NORTH BEND - Nature seems to have sneaked indoors at a new education center that, when finished, will explain the life cycle of one of the region's most important resources - water.

NORTH BEND – Nature seems to have sneaked indoors at a new education center that, when finished, will explain the life cycle of one of the region’s most important resources – water.

In fact, nature and the heavy smell of the outdoors are everywhere at the Cedar River Watershed Education Center, south of North Bend.

The Forest Court is filled with maples, ferns and other native plants, many of which were transplanted from the watershed itself. Drops of water will pound out nature’s music on drums.

A walkway is covered with a living roof of small plants.

Seattle Mayor Paul Schell presided over an invitation-only dedication of the $6 million center. The public can tour the facility at open houses this weekend.The center will be operated by Seattle Public Utilities, which also manages the 90,000-acre watershed that provides water to about 1.25 million residents of Seattle and King County. “It’s a center to celebrate water,” said Ralph Naess, an educator with Seattle Public Utilities.

For the time being, visitors will have to do without one key feature – interpretive exhibits designed to explain where water comes from and how it’s used.

“They are the meat of the center, particularly for drop-in visitors,” said Joel Sisolak, who is directing a private fund-raising campaign for the Friends of the Cedar River Watershed.

The city of Seattle contributed $4 million to build the center. But the private campaign to raise another $2 million is short of its goal by about $1 million – money needed for the exhibits, including a waterfall.

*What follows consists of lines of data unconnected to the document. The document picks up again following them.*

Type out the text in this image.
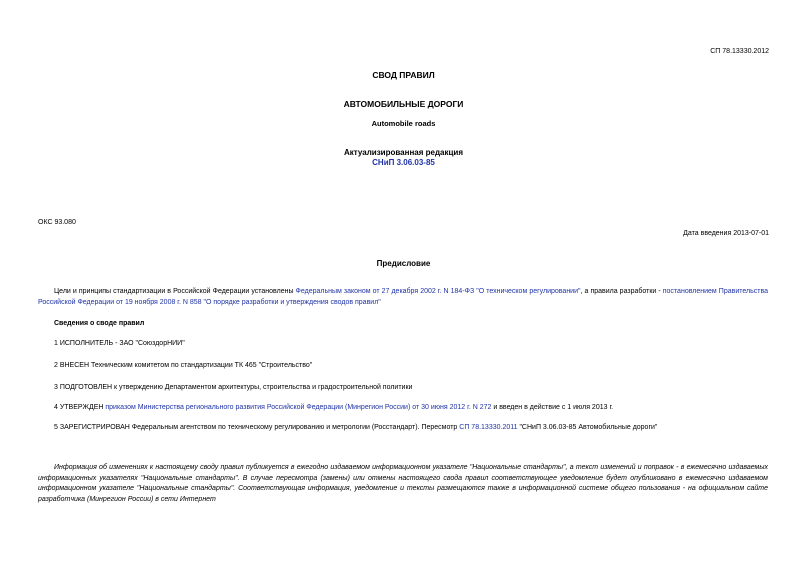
СП 78.13330.2012
СВОД ПРАВИЛ
АВТОМОБИЛЬНЫЕ ДОРОГИ
Automobile roads
Актуализированная редакция
СНиП 3.06.03-85
ОКС 93.080
Дата введения 2013-07-01
Предисловие
Цели и принципы стандартизации в Российской Федерации установлены Федеральным законом от 27 декабря 2002 г. N 184-ФЗ "О техническом регулировании", а правила разработки - постановлением Правительства Российской Федерации от 19 ноября 2008 г. N 858 "О порядке разработки и утверждения сводов правил"
Сведения о своде правил
1 ИСПОЛНИТЕЛЬ - ЗАО "СоюздорНИИ"
2 ВНЕСЕН Техническим комитетом по стандартизации ТК 465 "Строительство"
3 ПОДГОТОВЛЕН к утверждению Департаментом архитектуры, строительства и градостроительной политики
4 УТВЕРЖДЕН приказом Министерства регионального развития Российской Федерации (Минрегион России) от 30 июня 2012 г. N 272 и введен в действие с 1 июля 2013 г.
5 ЗАРЕГИСТРИРОВАН Федеральным агентством по техническому регулированию и метрологии (Росстандарт). Пересмотр СП 78.13330.2011 "СНиП 3.06.03-85 Автомобильные дороги"
Информация об изменениях к настоящему своду правил публикуется в ежегодно издаваемом информационном указателе "Национальные стандарты", а текст изменений и поправок - в ежемесячно издаваемых информационных указателях "Национальные стандарты". В случае пересмотра (замены) или отмены настоящего свода правил соответствующее уведомление будет опубликовано в ежемесячно издаваемом информационном указателе "Национальные стандарты". Соответствующая информация, уведомление и тексты размещаются также в информационной системе общего пользования - на официальном сайте разработчика (Минрегион России) в сети Интернет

Sisolak expects to have the money raised and exhibits in place by early next year.

In the meantime, visitors will see mock-ups of some of the exhibits in the still-incomplete exhibition hall. But plenty of activities are planned in the center’s lab and research library for the open house and later.

About 30,000 children visit the watershed on school tours every year, and now they’ll have the chance to do interactive classroom work there.

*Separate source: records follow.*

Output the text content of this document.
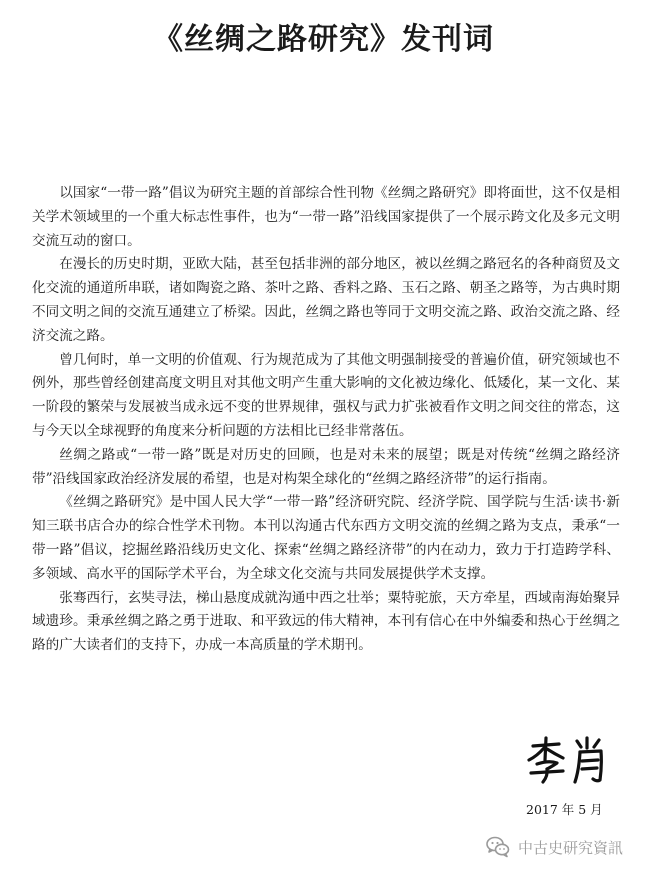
《丝绸之路研究》发刊词

以国家“一带一路”倡议为研究主题的首部综合性刊物《丝绸之路研究》即将面世，这不仅是相关学术领域里的一个重大标志性事件，也为“一带一路”沿线国家提供了一个展示跨文化及多元文明交流互动的窗口。

在漫长的历史时期，亚欧大陆，甚至包括非洲的部分地区，被以丝绸之路冠名的各种商贸及文化交流的通道所串联，诸如陶瓷之路、茶叶之路、香料之路、玉石之路、朝圣之路等，为古典时期不同文明之间的交流互通建立了桥梁。因此，丝绸之路也等同于文明交流之路、政治交流之路、经济交流之路。

曾几何时，单一文明的价值观、行为规范成为了其他文明强制接受的普遍价值，研究领域也不例外，那些曾经创建高度文明且对其他文明产生重大影响的文化被边缘化、低矮化，某一文化、某一阶段的繁荣与发展被当成永远不变的世界规律，强权与武力扩张被看作文明之间交往的常态，这与今天以全球视野的角度来分析问题的方法相比已经非常落伍。

丝绸之路或“一带一路”既是对历史的回顾，也是对未来的展望；既是对传统“丝绸之路经济带”沿线国家政治经济发展的希望，也是对构架全球化的“丝绸之路经济带”的运行指南。

《丝绸之路研究》是中国人民大学“一带一路”经济研究院、经济学院、国学院与生活·读书·新知三联书店合办的综合性学术刊物。本刊以沟通古代东西方文明交流的丝绸之路为支点，秉承“一带一路”倡议，挖掘丝路沿线历史文化、探索“丝绸之路经济带”的内在动力，致力于打造跨学科、多领域、高水平的国际学术平台，为全球文化交流与共同发展提供学术支撑。

张骞西行，玄奘寻法，梯山悬度成就沟通中西之壮举；粟特驼旅，天方牵星，西域南海始聚异域遗珍。秉承丝绸之路之勇于进取、和平致远的伟大精神，本刊有信心在中外编委和热心于丝绸之路的广大读者们的支持下，办成一本高质量的学术期刊。

2017 年 5 月
中古史研究資訊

Initial visitors will see the scope of the center, if not its entire content. The center, overlooking Rattlesnake Lake, has five main buildings with nearly 10,000 square feet of space. A corps of about 50 volunteers will greet visitors, explain exhibits and assist in the research library. Five or six volunteers will be needed every weekend.

Public tours will be held from 10 a.m. to 4 p.m. Saturday and Sunday, Oct. 6-7. Staff will present slide shows and videos, and activities are planned in the learning lab and the research library.